Kerian was aghast. According to the survey taken when they’d entered Inath-Wakenti, there should be at least twice that much remaining. What had happened to the food?

“Theft. Hoarding,” Porthios said flatly, but Alhana disagreed. There was no evidence anyone had stolen the food, and hoarding was hard to imagine given the close confines of the camp. Too, the missing food was all meat: stocks of smoked goat and mutton, as well as dozens of live chickens.

Kerian wondered whether the disappearances could be connected to the valley’s antipathy to animal life. If so, the ramifications were frightening. They’d thought themselves safe here on the south side of the creek. If that were no longer true.

Porthios’s hoarse voice interrupted her dark thoughts. “The provisions that remain will go further once we depart for Qualinesti. It’s past time for the army to be gone.”

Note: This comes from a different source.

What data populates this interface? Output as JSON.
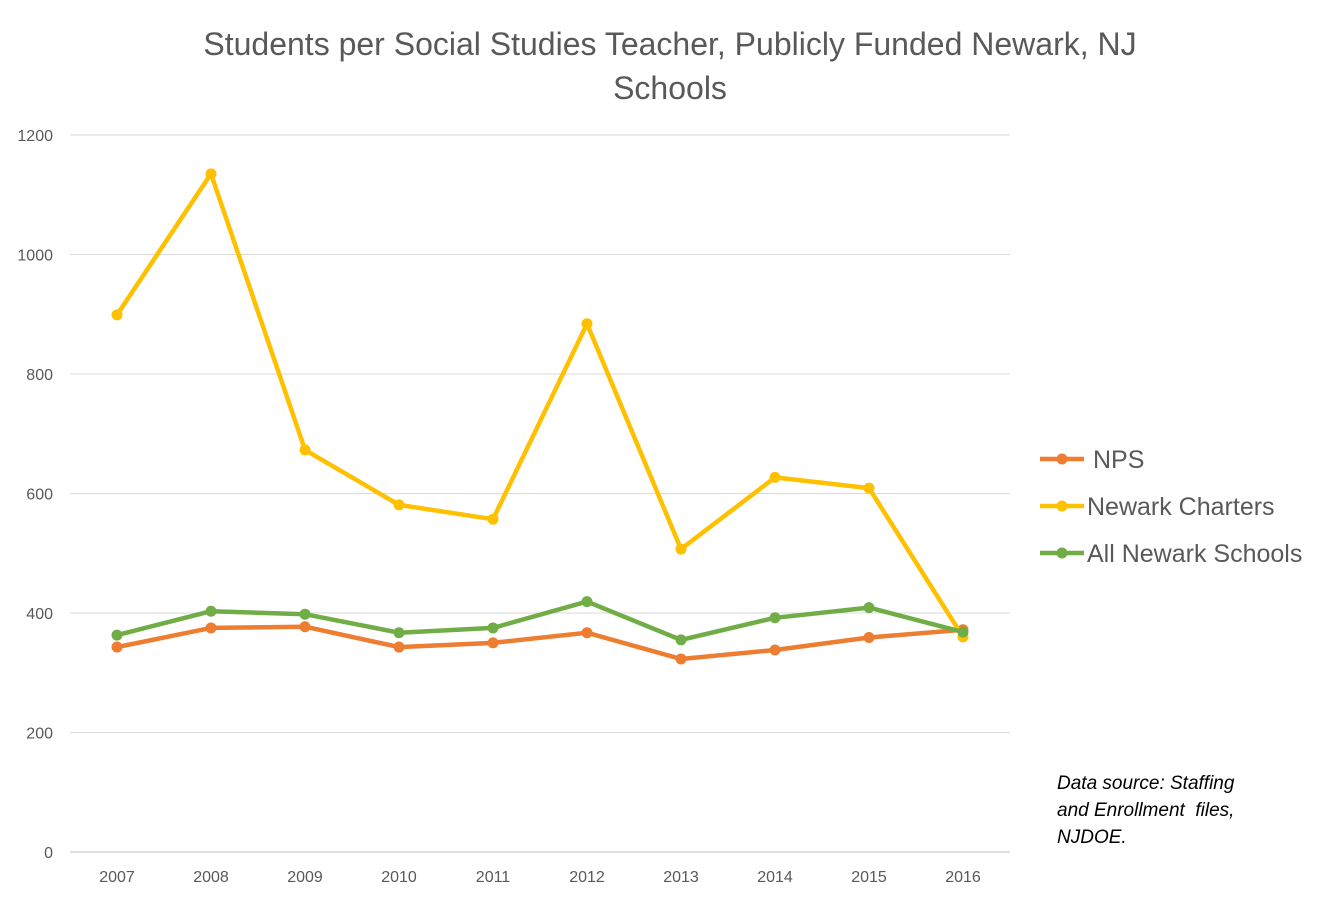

Since arriving, he had been agitating to lead the army back to Qualinesti to rejoin the battle against Samuval. Many elves, including Alhana, thought it a good plan. As long as they were safe from the nomads, Kerian agreed. At first reluctant to surrender command of the army to Porthios, she had changed her mind when she realized his departure might help prevent an open break between the interventionists, led by Porthios, and the valley colonizers, led by Gilthas. The only stumbling block was Gilthas himself. He adamantly refused to divide the nation in the face of the perils, known and unknown, that lay beyond Lioness Creek.

Kerian wondered whether that was his only concern or whether he also worried about placing an army at Porthios’s disposal. That had concerned her as well, but she still believed the advantages outweighed the risks. With thousands of trained warriors as its core, a great army of rebels could be raised to drive out the bandits once and for all. The liberation of their homeland had never been so close. Gilthas must be made to see that.